今まで黙っていた一は真っ直ぐに歳三を見つめて確認をとる。

「あぁ。珠姫には悪いが…新選組の為だ。」

迷いも無い目で歳三が言い切る。

「なんか後ろめたいけどさ…生かしちゃおけないのか?」

不安そうな顔をする平助。

「珠姫の性格を考えてみろ。平助。
素直な珠姫が隠し事出来るか?」

「でも内証って言ったら!!」

平助は佐之助の言葉に食って掛かり、反論をするが、
何時もなら味方になる新八や敬助にまでも反対された。

「仮に黙ってくれててもだ。
もし長州に見つかって拷問でもされたりして、
黙っていられるか?」

新八が言い切った後に、敬助が付け加えとして、やんわりと話す。

「永倉君の意見に同感です。
仮に話さなかったとしても、
彼女の場合は誘導尋問にひっかかり、
話してしまう可能性があります。」

彼女は素直過ぎますから。
と呟く敬助の言葉に、歳三が同意する。

「ま、素直過ぎるのが悪い訳じゃ無いがな。
珠姫は俺等に関わりすぎた。」

「…………そうだな。
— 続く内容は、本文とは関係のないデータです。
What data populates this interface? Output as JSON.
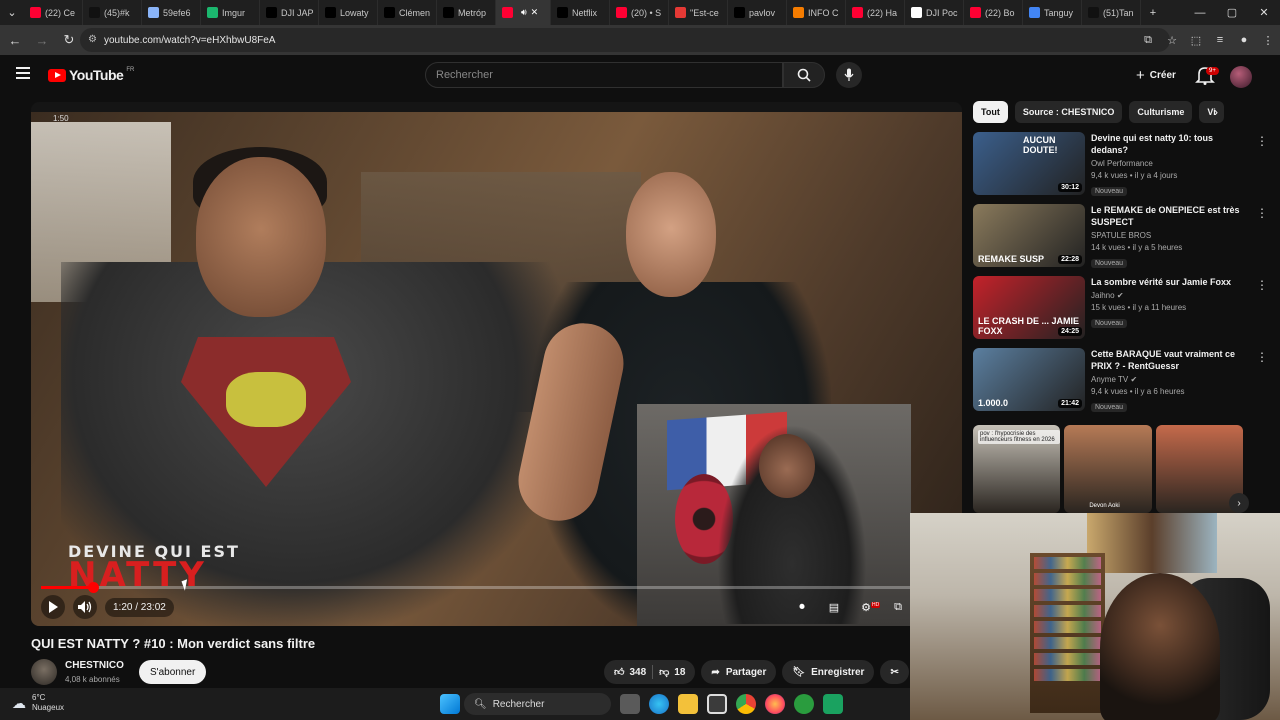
{
  "browser": {
    "tabs": [
      {
        "label": "(22) Ce",
        "icon": "youtube-icon",
        "color": "#ff0033"
      },
      {
        "label": "(45)#k",
        "icon": "tiktok-icon",
        "color": "#111111"
      },
      {
        "label": "59efe6",
        "icon": "globe-icon",
        "color": "#8ab4f8"
      },
      {
        "label": "Imgur",
        "icon": "imgur-icon",
        "color": "#1bb76e"
      },
      {
        "label": "DJI JAP",
        "icon": "x-icon",
        "color": "#000000"
      },
      {
        "label": "Lowaty",
        "icon": "x-icon",
        "color": "#000000"
      },
      {
        "label": "Clémen",
        "icon": "x-icon",
        "color": "#000000"
      },
      {
        "label": "Metróp",
        "icon": "x-icon",
        "color": "#000000"
      },
      {
        "label": "",
        "icon": "youtube-icon",
        "color": "#ff0033",
        "active": true
      },
      {
        "label": "Netflix",
        "icon": "x-icon",
        "color": "#000000"
      },
      {
        "label": "(20) • S",
        "icon": "youtube-icon",
        "color": "#ff0033"
      },
      {
        "label": "\"Est-ce",
        "icon": "e-icon",
        "color": "#e53935"
      },
      {
        "label": "pavlov",
        "icon": "x-icon",
        "color": "#000000"
      },
      {
        "label": "INFO C",
        "icon": "rss-icon",
        "color": "#f57c00"
      },
      {
        "label": "(22) Ha",
        "icon": "youtube-icon",
        "color": "#ff0033"
      },
      {
        "label": "DJI Poc",
        "icon": "dji-icon",
        "color": "#ffffff"
      },
      {
        "label": "(22) Bo",
        "icon": "youtube-icon",
        "color": "#ff0033"
      },
      {
        "label": "Tanguy",
        "icon": "google-icon",
        "color": "#4285f4"
      },
      {
        "label": "(51)Tan",
        "icon": "tiktok-icon",
        "color": "#111111"
      }
    ],
    "url": "youtube.com/watch?v=eHXhbwU8FeA"
  },
  "youtube": {
    "logo_text": "YouTube",
    "region": "FR",
    "search_placeholder": "Rechercher",
    "create_label": "Créer",
    "notif_badge": "9+",
    "video": {
      "overlay_counter": "1:50",
      "art_line1": "DEVINE QUI EST",
      "art_line2": "NATTY",
      "time": "1:20 / 23:02",
      "progress": 0.058,
      "title": "QUI EST NATTY ? #10 : Mon verdict sans filtre",
      "channel": "CHESTNICO",
      "subscribers": "4,08 k abonnés",
      "subscribe_label": "S'abonner",
      "likes": "348",
      "dislikes": "18",
      "share_label": "Partager",
      "save_label": "Enregistrer"
    },
    "chips": [
      "Tout",
      "Source : CHESTNICO",
      "Culturisme",
      "Vi"
    ],
    "recommendations": [
      {
        "title": "Devine qui est natty 10: tous dedans?",
        "channel": "Owl Performance",
        "meta": "9,4 k vues • il y a 4 jours",
        "badge": "Nouveau",
        "duration": "30:12",
        "thumb_text": "AUCUN DOUTE!",
        "thumb_color": "#3b5f8c",
        "verified": false
      },
      {
        "title": "Le REMAKE de ONEPIECE est très SUSPECT",
        "channel": "SPATULE BROS",
        "meta": "14 k vues • il y a 5 heures",
        "badge": "Nouveau",
        "duration": "22:28",
        "thumb_text": "REMAKE SUSP",
        "thumb_color": "#8a7a5c",
        "verified": false
      },
      {
        "title": "La sombre vérité sur Jamie Foxx",
        "channel": "Jaihno",
        "meta": "15 k vues • il y a 11 heures",
        "badge": "Nouveau",
        "duration": "24:25",
        "thumb_text": "LE CRASH DE ... JAMIE FOXX",
        "thumb_color": "#c4222a",
        "verified": true
      },
      {
        "title": "Cette BARAQUE vaut vraiment ce PRIX ? - RentGuessr",
        "channel": "Anyme TV",
        "meta": "9,4 k vues • il y a 6 heures",
        "badge": "Nouveau",
        "duration": "21:42",
        "thumb_text": "1.000.0",
        "thumb_color": "#5b7fa0",
        "verified": true
      }
    ],
    "shorts": [
      {
        "caption": "pov : l'hypocrisie des influenceurs fitness en 2026",
        "name": "",
        "color": "#c7c2b8"
      },
      {
        "caption": "",
        "name": "Devon Aoki",
        "color": "#b67a56"
      },
      {
        "caption": "",
        "name": "",
        "color": "#c56a4b"
      }
    ]
  },
  "taskbar": {
    "temperature": "6°C",
    "weather": "Nuageux",
    "search": "Rechercher"
  }
}
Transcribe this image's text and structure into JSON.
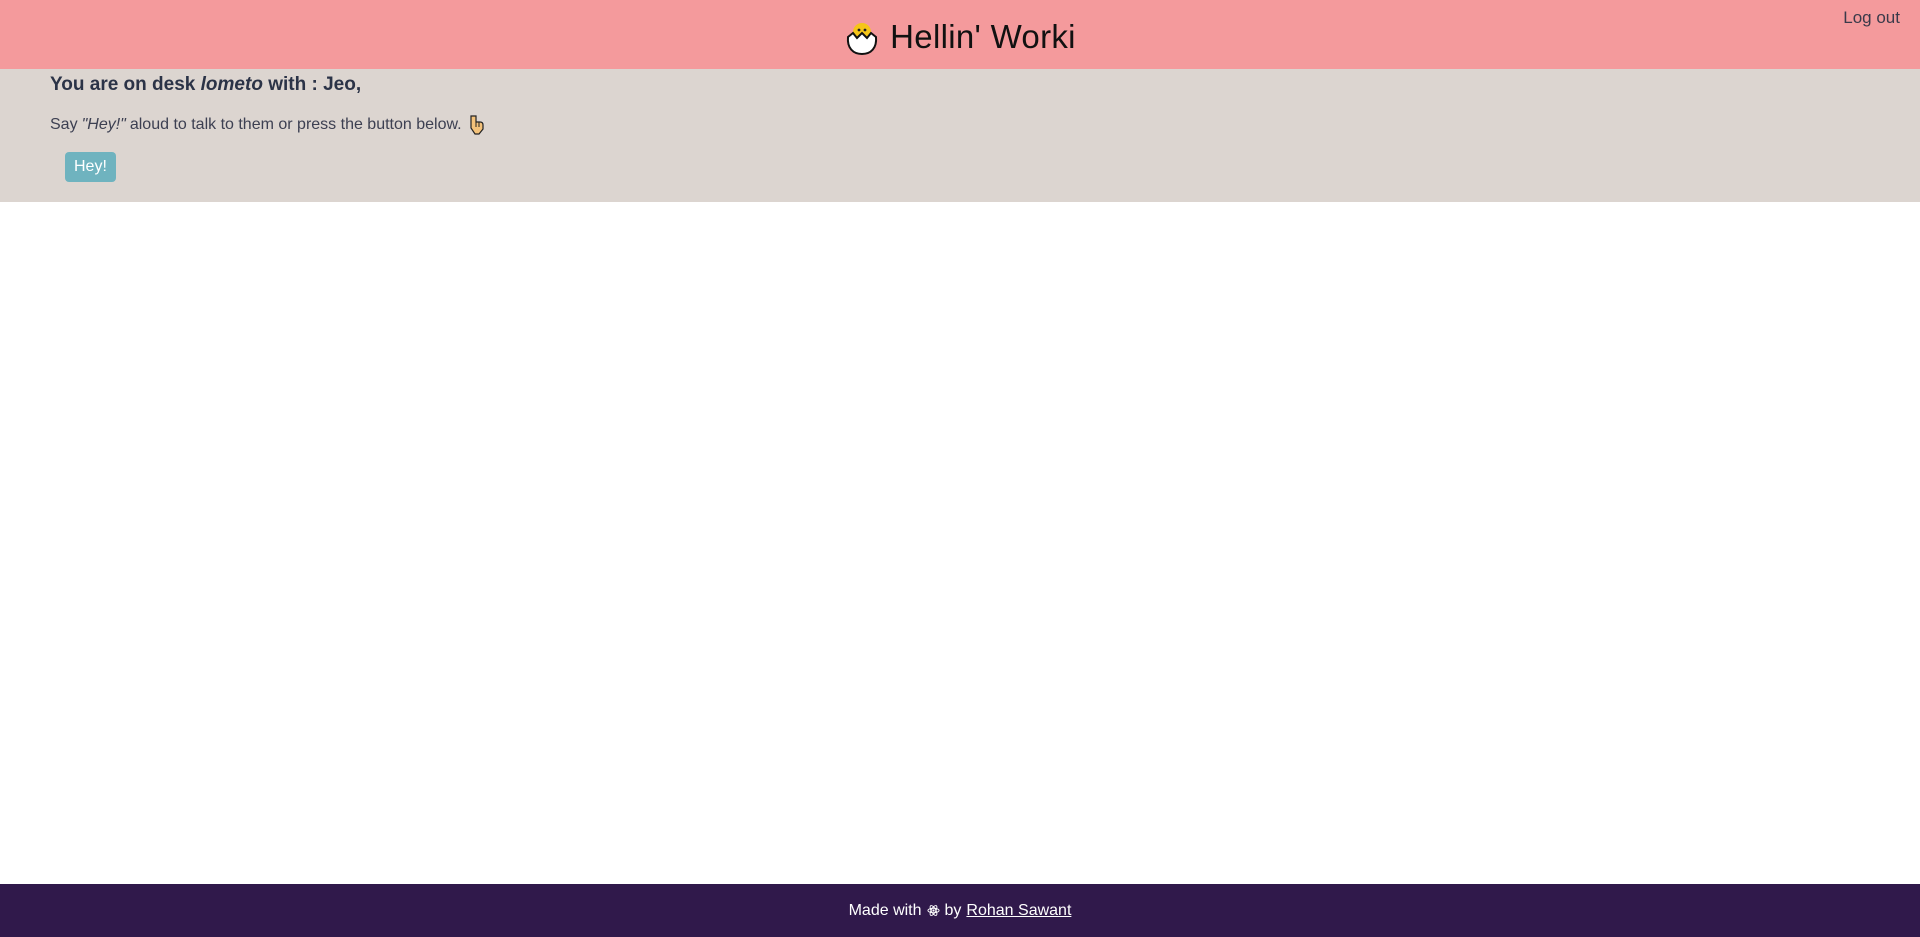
{
  "header": {
    "title": "Hellin' Worki",
    "logout_label": "Log out",
    "logo_icon": "hatching-chick-icon",
    "background": "#f49a9c"
  },
  "desk": {
    "heading_prefix": "You are on desk",
    "desk_name": "lometo",
    "heading_suffix": "with : Jeo,",
    "hint_prefix": "Say",
    "hint_quote": "\"Hey!\"",
    "hint_suffix": "aloud to talk to them or press the button below.",
    "hint_icon": "pointing-down-icon",
    "button_label": "Hey!",
    "background": "#dcd5d0",
    "button_color": "#6fb3bf"
  },
  "footer": {
    "made_with": "Made with",
    "by": "by",
    "icon": "atom-icon",
    "author": "Rohan Sawant",
    "background": "#30194b"
  }
}
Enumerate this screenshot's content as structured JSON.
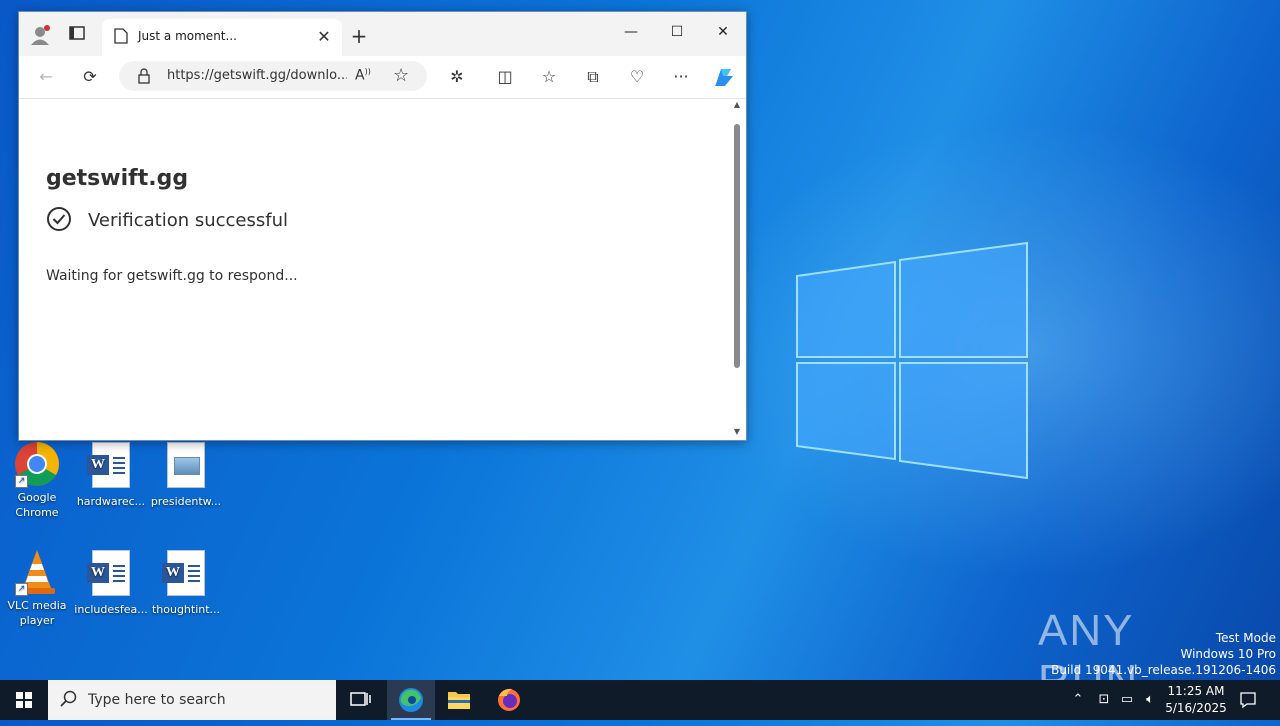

」

平助は深く頷く。

「仕方がないだろ。拷問によって殺されるよりは、まだ良いだろ?」

歳三の言葉に否を唱える者は誰一人として居なかった。



こような会話がなされていたのかなんて、
私には知る由もなかった。

真の事実を知ったのは、私が殺されてからだった。


この日から数日後私の運命は大きく変わった。